Raspberry Lace was an experiment from the beginning. A spool of raspberry-colored anodized copper wire, a crochet hook in 3/0 size, a random skein of perfectly coordinating yarn, and my stitching began.
Materials
The thin 24 gauge wire practice doily design showed it was doable but I didn’t like the textile that was produced. I tried a second doily with the same results. They felt too thin, too fragile in my strong, long-fingered hands. The scale they began to exponentially create would lead to a strangely large, flimsy piece of artwork drained of all story I wanted to express.
Choosing a thicker gauge of raspberry wire, 18 gauge this time and combining it with a different pattern, made for a stronger textile from the start. The interconnected rings intrigued me and challenged my skill at translating an antique ring and lace crochet pattern into wire. Fiber stitches snuggle together in a pattern to keep warm. Whereas wire stitches command space with lots of elbow room and often look cluttered and messy when expected to follow a crowded fiber crochet pattern directly.
In The Flow
Adjustments made, I jumped in feeling the fluidity of the wire as it looped over and under my fingers and pulled through yet more loops using the metal hook. The antique interlocking circle pattern completed, I added a juxtaposing graphic, grid-like pattern to the bottom for several rows. Opposite the grid pattern, attached to the large circles, I added a flourishing lace pattern topped with an accent row of the warm raspberry yarn. A few more accent rows of the raspberry cotton fiber within the piece and it felt done.
Juried Exhibition in Hawai’i
This was the fall of 2015. My idea had worked! In my hands lay a wire textile with drape, and stitched as if I had stitched a scarf.
I hung it in a lovely white box frame with a white background to catch the shadowplay through the wire stitches and entered it in the Hawai’i Craftsmen Annual Juried Exhibition. Raspberry Lace became My Island Debut, thank you to the juror Dr. Lowrey Stokes Sims for seeing my beautiful artwork and for accepting it into the show. I placed a high price on it and secretly hoped it wouldn’t sell. It wasn’t ready. I wasn’t ready.
Success
My experiment succeeded but I hadn’t thought about what would happen when it did. What should I create next? More of the same? I was insecure about my framing. Was there a better way to show it off? Or should I move on to different experiments with the colored copper wires?

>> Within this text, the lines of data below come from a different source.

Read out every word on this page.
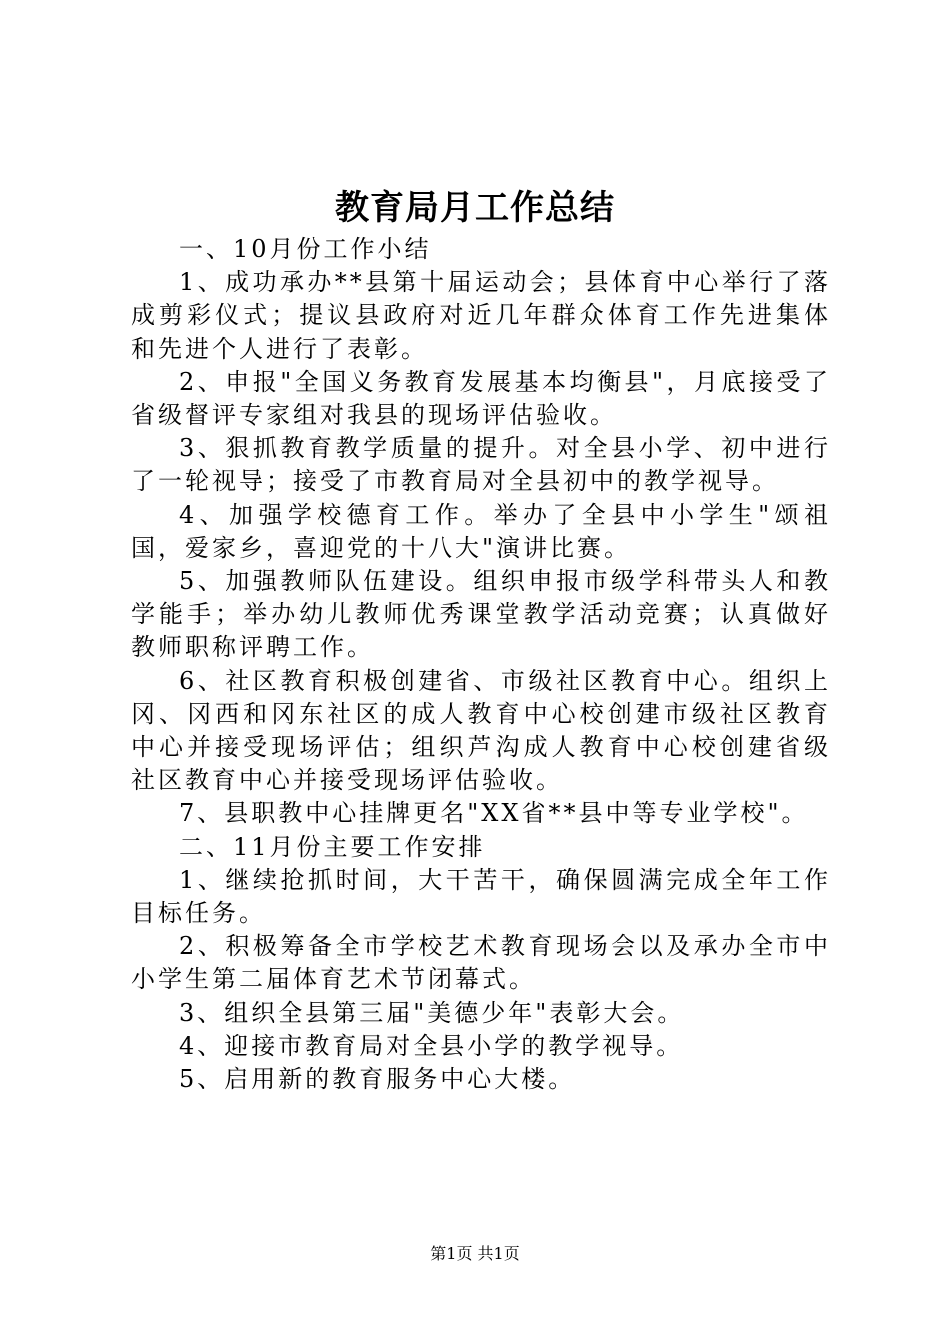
教育局月工作总结

一、10月份工作小结

1、成功承办**县第十届运动会；县体育中心举行了落成剪彩仪式；提议县政府对近几年群众体育工作先进集体和先进个人进行了表彰。

2、申报"全国义务教育发展基本均衡县"，月底接受了省级督评专家组对我县的现场评估验收。

3、狠抓教育教学质量的提升。对全县小学、初中进行了一轮视导；接受了市教育局对全县初中的教学视导。

4、加强学校德育工作。举办了全县中小学生"颂祖国，爱家乡，喜迎党的十八大"演讲比赛。

5、加强教师队伍建设。组织申报市级学科带头人和教学能手；举办幼儿教师优秀课堂教学活动竞赛；认真做好教师职称评聘工作。

6、社区教育积极创建省、市级社区教育中心。组织上冈、冈西和冈东社区的成人教育中心校创建市级社区教育中心并接受现场评估；组织芦沟成人教育中心校创建省级社区教育中心并接受现场评估验收。

7、县职教中心挂牌更名"XX省**县中等专业学校"。

二、11月份主要工作安排

1、继续抢抓时间，大干苦干，确保圆满完成全年工作目标任务。

2、积极筹备全市学校艺术教育现场会以及承办全市中小学生第二届体育艺术节闭幕式。

3、组织全县第三届"美德少年"表彰大会。

4、迎接市教育局对全县小学的教学视导。

5、启用新的教育服务中心大楼。

第1页 共1页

I did a little of both. Raspberry Lace didn’t sell and I made only one more similar piece before moving on to more 3D sculptural artworks but I was still not ready to part with it. Water drops and Butterfly Rainforests along with art book creations filled my time as did two more house moves and a bit of writing to top it all off.
Raspberry Lace sat in time out, patiently waiting for me to choose the right time, the right event, the right “I-don’t-know-what” to show it the light of day again. I came across my two original flimsy raspberry wire and fiber lace doilies with their yarn accented edging and realized that combining them one on top of the other would work as the perfect flower when connected with a variegated mustardy yarn colored center. The new flower art work I had created wasn’t quite ready yet either.

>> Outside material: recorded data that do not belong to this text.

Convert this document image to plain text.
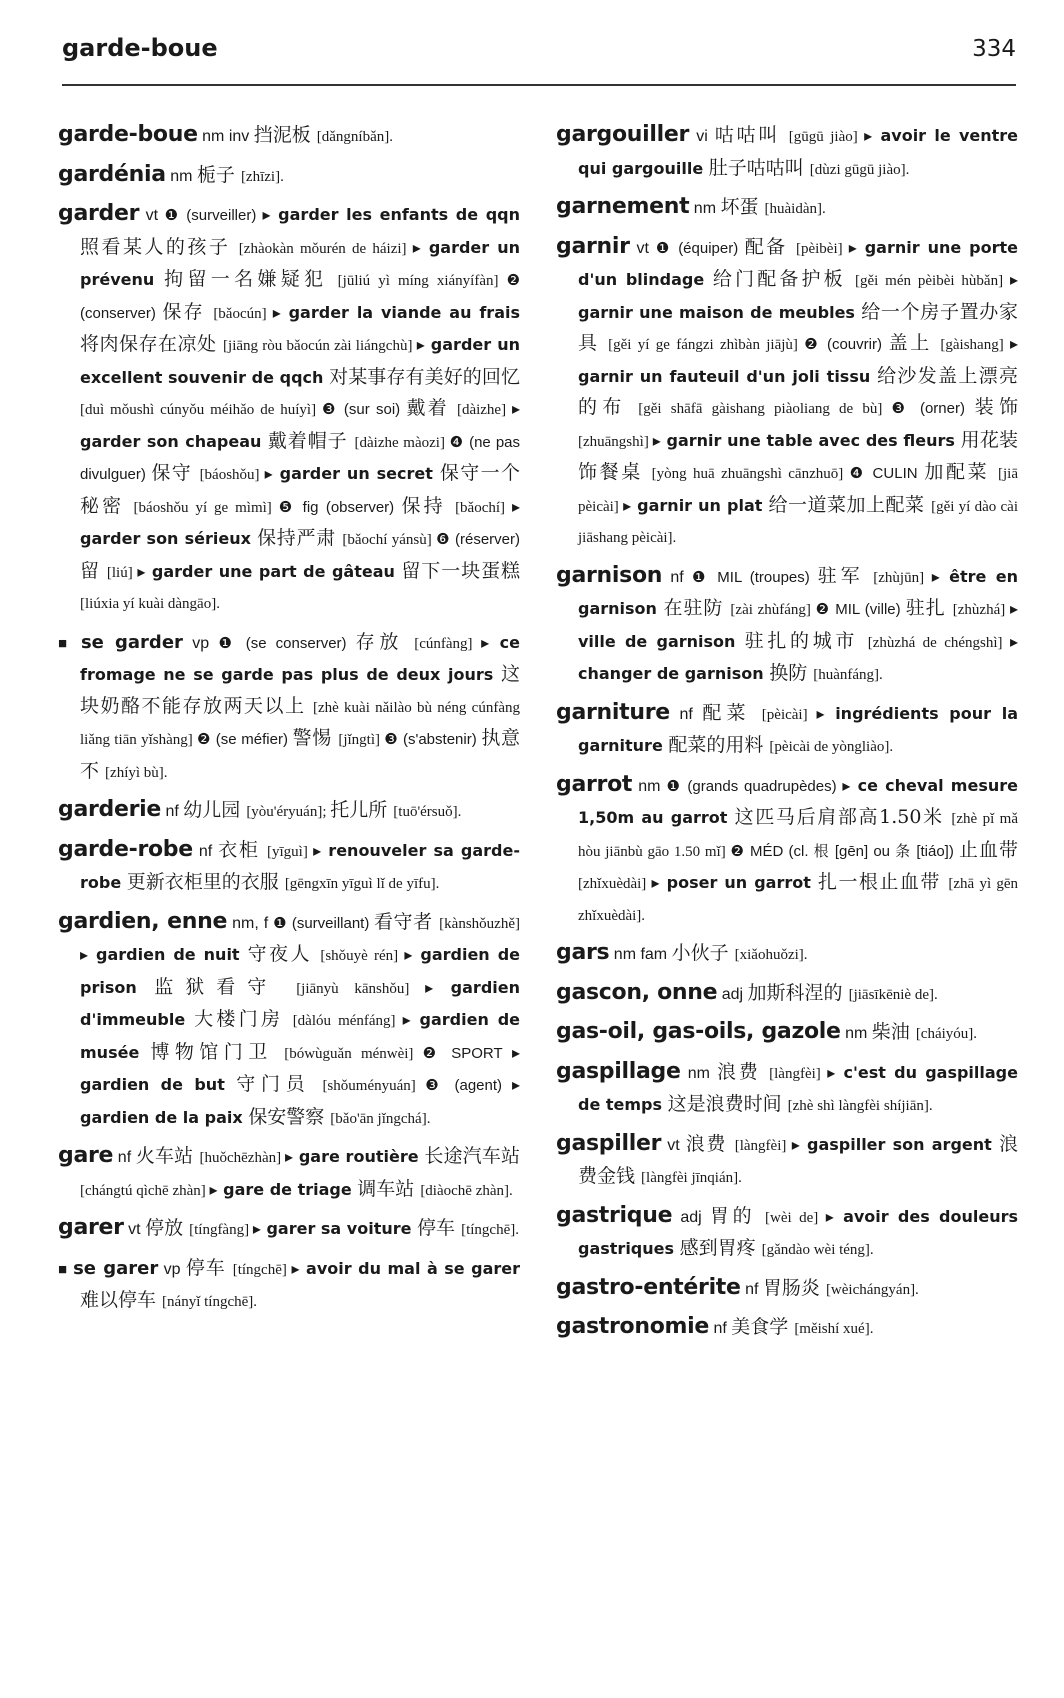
garde-boue	334

garde-boue nm inv 挡泥板 [dǎngníbǎn].

gardénia nm 栀子 [zhīzi].

garder vt ❶ (surveiller) ▸ garder les enfants de qqn 照看某人的孩子 [zhàokàn mǒurén de háizi] ▸ garder un prévenu 拘留一名嫌疑犯 [jūliú yì míng xiányífàn] ❷ (conserver) 保存 [bǎocún] ▸ garder la viande au frais 将肉保存在凉处 [jiāng ròu bǎocún zài liángchù] ▸ garder un excellent souvenir de qqch 对某事存有美好的回忆 [duì mǒushì cúnyǒu méihǎo de huíyì] ❸ (sur soi) 戴着 [dàizhe] ▸ garder son chapeau 戴着帽子 [dàizhe màozi] ❹ (ne pas divulguer) 保守 [báoshǒu] ▸ garder un secret 保守一个秘密 [báoshǒu yí ge mìmì] ❺ fig (observer) 保持 [bǎochí] ▸ garder son sérieux 保持严肃 [bǎochí yánsù] ❻ (réserver) 留 [liú] ▸ garder une part de gâteau 留下一块蛋糕 [liúxia yí kuài dàngāo].

■ se garder vp ❶ (se conserver) 存放 [cúnfàng] ▸ ce fromage ne se garde pas plus de deux jours 这块奶酪不能存放两天以上 [zhè kuài nǎilào bù néng cúnfàng liǎng tiān yǐshàng] ❷ (se méfier) 警惕 [jǐngtì] ❸ (s'abstenir) 执意不 [zhíyì bù].

garderie nf 幼儿园 [yòu'éryuán]; 托儿所 [tuō'érsuǒ].

garde-robe nf 衣柜 [yīguì] ▸ renouveler sa garde-robe 更新衣柜里的衣服 [gēngxīn yīguì lǐ de yīfu].

gardien, enne nm, f ❶ (surveillant) 看守者 [kànshǒuzhě] ▸ gardien de nuit 守夜人 [shǒuyè rén] ▸ gardien de prison 监狱看守 [jiānyù kānshǒu] ▸ gardien d'immeuble 大楼门房 [dàlóu ménfáng] ▸ gardien de musée 博物馆门卫 [bówùguǎn ménwèi] ❷ SPORT ▸ gardien de but 守门员 [shǒuményuán] ❸ (agent) ▸ gardien de la paix 保安警察 [bǎo'ān jǐngchá].

gare nf 火车站 [huǒchēzhàn] ▸ gare routière 长途汽车站 [chángtú qìchē zhàn] ▸ gare de triage 调车站 [diàochē zhàn].

garer vt 停放 [tíngfàng] ▸ garer sa voiture 停车 [tíngchē].

■ se garer vp 停车 [tíngchē] ▸ avoir du mal à se garer 难以停车 [nányǐ tíngchē].

gargouiller vi 咕咕叫 [gūgū jiào] ▸ avoir le ventre qui gargouille 肚子咕咕叫 [dùzi gūgū jiào].

garnement nm 坏蛋 [huàidàn].

garnir vt ❶ (équiper) 配备 [pèibèi] ▸ garnir une porte d'un blindage 给门配备护板 [gěi mén pèibèi hùbǎn] ▸ garnir une maison de meubles 给一个房子置办家具 [gěi yí ge fángzi zhìbàn jiājù] ❷ (couvrir) 盖上 [gàishang] ▸ garnir un fauteuil d'un joli tissu 给沙发盖上漂亮的布 [gěi shāfā gàishang piàoliang de bù] ❸ (orner) 装饰 [zhuāngshì] ▸ garnir une table avec des fleurs 用花装饰餐桌 [yòng huā zhuāngshì cānzhuō] ❹ CULIN 加配菜 [jiā pèicài] ▸ garnir un plat 给一道菜加上配菜 [gěi yí dào cài jiāshang pèicài].

garnison nf ❶ MIL (troupes) 驻军 [zhùjūn] ▸ être en garnison 在驻防 [zài zhùfáng] ❷ MIL (ville) 驻扎 [zhùzhá] ▸ ville de garnison 驻扎的城市 [zhùzhá de chéngshì] ▸ changer de garnison 换防 [huànfáng].

garniture nf 配菜 [pèicài] ▸ ingrédients pour la garniture 配菜的用料 [pèicài de yòngliào].

garrot nm ❶ (grands quadrupèdes) ▸ ce cheval mesure 1,50m au garrot 这匹马后肩部高1.50米 [zhè pǐ mǎ hòu jiānbù gāo 1.50 mǐ] ❷ MÉD (cl. 根 [gēn] ou 条 [tiáo]) 止血带 [zhǐxuèdài] ▸ poser un garrot 扎一根止血带 [zhā yì gēn zhǐxuèdài].

gars nm fam 小伙子 [xiǎohuǒzi].

gascon, onne adj 加斯科涅的 [jiāsīkēniè de].

gas-oil, gas-oils, gazole nm 柴油 [cháiyóu].

gaspillage nm 浪费 [làngfèi] ▸ c'est du gaspillage de temps 这是浪费时间 [zhè shì làngfèi shíjiān].

gaspiller vt 浪费 [làngfèi] ▸ gaspiller son argent 浪费金钱 [làngfèi jīnqián].

gastrique adj 胃的 [wèi de] ▸ avoir des douleurs gastriques 感到胃疼 [gǎndào wèi téng].

gastro-entérite nf 胃肠炎 [wèichángyán].

gastronomie nf 美食学 [měishí xué].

In the convening years my stitching style had changed a bit and my current pieces have a much more meticulous look to them. Pulling Raspberry Lace from its wrapping in the closet I saw the same small change needed to be done throughout the piece. The same excitement I found in originally creating it took over and I remembered how much I have enjoyed my wire and fiber journey. Bringing it out again reminded me how important my material explorations with metals and fibers is to my well-being.
Ready Yet?
The final twists made to each stitch, the final flower form made and hung in a coordinating white frame and I now have a fun, bright, asymmetrical set called Raspberry Lace with Flower.
They were always there, hanging out, waiting for me to see what needed to be done. Six years later they are now done. The artwork is ready. I am now ready.